# omg another, curse aquabid!!



## betta lover1507 (Aug 6, 2011)

okay i got another betta basically, blame aquabid!! i can't stand the taunts, it became a habit :lol: i know am horrible. thank god i have like 3 tanks left over (i think more i don't know haha) but anyways, here's the link:
http://www.aquabid.com/cgi-bin/auction/closed.cgi?view_closed_item&fwbettashm1333580966
and here is a pic:








(she's in my avi too lol) also she still is unamed


----------



## mattoboy (Feb 4, 2012)

Ooooh he's cute!


----------



## Alienchick017 (Jul 11, 2011)

Pretty! I love blue and green together.


----------



## kfryman (Nov 7, 2011)

She is stunning! Is she gonna be a pet or a breeder?


----------



## betta lover1507 (Aug 6, 2011)

it's a she haha. am not sure, if i ever do a breeding i guess she would be, but i don't have a good or quality male at the moment. only one that dosen't have strange deformities are Zero and Phantom


----------



## Mars788 (Sep 9, 2011)

She's a pretty little doll


----------



## finnfinnfriend (Feb 3, 2012)

She's so beautiful!


----------



## kmcclasky (Dec 31, 2011)

She reminds me of a tiger she is so cute


----------



## Pitluvs (Jun 22, 2011)

D'awww enjoy her! Yes, that AquaBid is horrible lol I won't go on there at all!


----------



## Tikibirds (May 26, 2011)

The only reason AB is safe for me is there is NO WAY I am paying $35 or more to ship a fish...

ANyways she is very pretty


----------



## Pitluvs (Jun 22, 2011)

I'd pay it LOL For a few fish, not just for one though.


----------



## Yaoilover12397 (Aug 12, 2011)

Aquabid has gotten me as well. XD I can't help it. The fish are so pretty.


----------



## betta lover1507 (Aug 6, 2011)

thanks everyone, i can't wait to get her. she was $25 dollars lol, i don't buy fish out the country. am not allowed to that's why haha


----------



## Yaoilover12397 (Aug 12, 2011)

I usually buy mine out of the country because I don't know that well of breeders reps in the country. xD


----------



## aqua001 (Jan 13, 2012)

Aquabid gets me every time! I just can't help it! She is so pretty!!


----------



## Yaoilover12397 (Aug 12, 2011)

Exactly!

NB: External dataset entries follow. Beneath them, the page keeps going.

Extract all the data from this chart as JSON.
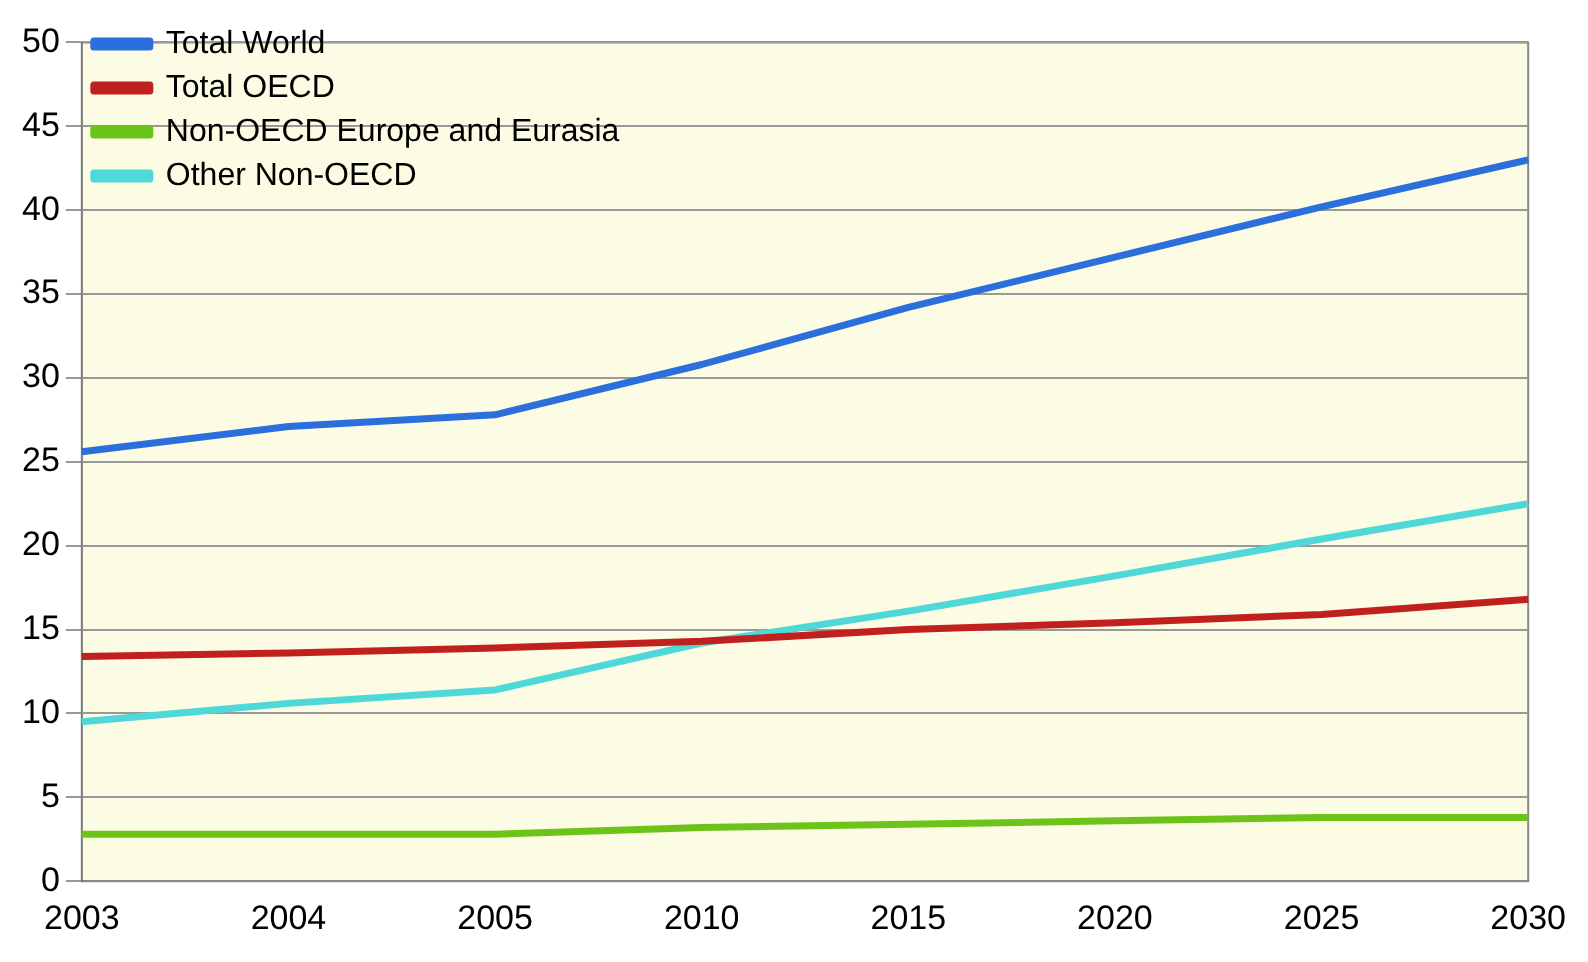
{
  "chart_data": {
    "type": "line",
    "categories": [
      "2003",
      "2004",
      "2005",
      "2010",
      "2015",
      "2020",
      "2025",
      "2030"
    ],
    "series": [
      {
        "name": "Total World",
        "color": "#2a6fdb",
        "values": [
          25.6,
          27.1,
          27.8,
          30.8,
          34.2,
          37.2,
          40.2,
          43.0
        ]
      },
      {
        "name": "Total OECD",
        "color": "#c0201e",
        "values": [
          13.4,
          13.6,
          13.9,
          14.3,
          15.0,
          15.4,
          15.9,
          16.8
        ]
      },
      {
        "name": "Non-OECD Europe and Eurasia",
        "color": "#6cc41a",
        "values": [
          2.8,
          2.8,
          2.8,
          3.2,
          3.4,
          3.6,
          3.8,
          3.8
        ]
      },
      {
        "name": "Other Non-OECD",
        "color": "#4fd8d8",
        "values": [
          9.5,
          10.6,
          11.4,
          14.2,
          16.1,
          18.2,
          20.4,
          22.5
        ]
      }
    ],
    "ylim": [
      0,
      50
    ],
    "yticks": [
      0,
      5,
      10,
      15,
      20,
      25,
      30,
      35,
      40,
      45,
      50
    ],
    "grid": "y",
    "legend": "top left",
    "marker": "none",
    "line_style": "solid"
  }
}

I think AB is somehow putting a spell on people to buy fish,


----------



## betta lover1507 (Aug 6, 2011)

1+^ totally agree haha

thanks, well the person you could talk to about breeding IN the country on AB is chard56, he has beautiful betta's and he is very nice. he even has a thread in the classifieds section. there is martinimommy she has HIGH quality betta's, but sometimes a bit pricey, i never really spoke to martini so she might be nice heh heh. then there is darkmoon, she/he (don't know the gender) has beautiful betta's, there very pretty and darkmoon is nice. there is also hopdiggity or jennifer, she is kind and she is the first person i ever bought from. though she dosen't breed the betta's she imports them from thailand, so you don't need to pay USD (is that how you spell it?) shipping, there is more i probably forgot/don't know. you can find chard, martini, and darkmoon in this forum as well


----------



## Yaoilover12397 (Aug 12, 2011)

Ah. I have my bettas worked out pretty much for buying atm. but, next time I'll for sure check them out.


----------



## betta lover1507 (Aug 6, 2011)

ok your welcome. i hear chard is working on purples


----------



## betta lover1507 (Aug 6, 2011)

i even drew her, lol (am crazeh):


----------



## betta lover1507 (Aug 6, 2011)

edited:


----------



## Jessicatm137 (Mar 22, 2012)

Nice drawing! She is gorgeous!


----------



## betta lover1507 (Aug 6, 2011)

thanks


----------



## betta lover1507 (Aug 6, 2011)

okay the seller said he is gonna she ship her on monday. i predict i'll get her on thursday or friday, he never said when i might get her


----------



## MrVampire181 (May 12, 2009)

You'll get her Wednesday if you purchased Priority mail.


----------



## betta lover1507 (Aug 6, 2011)

he really didn't give me a choice, it just said "THIS AUCTION IS FOR THE NICE BLUE FEMALE IN THE PICTURE. SHE IS READY TO BREED. SHIPPING CAN BE COMBINED UP TO 6 BETTAS. SHIPPING IS 16.00 WITH A LIVE ARRIVAL GUARANTEE." exact words.
but i bought from a seller was named "M1247m" and she did the same thing and the betta i bought then came by friday. from when she shipped the betta on monday or tuesday (i don't remember). but you could be right, am a bit "off" today.


----------



## Martinismommy (Dec 2, 2010)

What a nice drawing of your little lady )


----------



## MrVampire181 (May 12, 2009)

O_O DAT DRAWING. Start selling your artwork lol. That is REALLY good.


----------



## betta lover1507 (Aug 6, 2011)

thanks :lol: i never knew people well notice it. and i don't really think people will buy MY art though


----------



## betta lover1507 (Aug 6, 2011)

okay yeah he said am supposed to receive her wednesday. is it this wednesday?


----------



## dramaqueen (Jul 7, 2008)

Very nice drawing.


----------



## betta lover1507 (Aug 6, 2011)

thanks DQ


----------



## ZackyBear (Dec 1, 2011)

I love how the colors make the stripes!

For some reason she reminds me of bubblegum.


----------



## betta lover1507 (Aug 6, 2011)

lol XP i named her "cookie". it was that or either Mercedes haha am horrible with names








am giving her daily flarings for she could be a 180 caudal spread ;p she's close to it


----------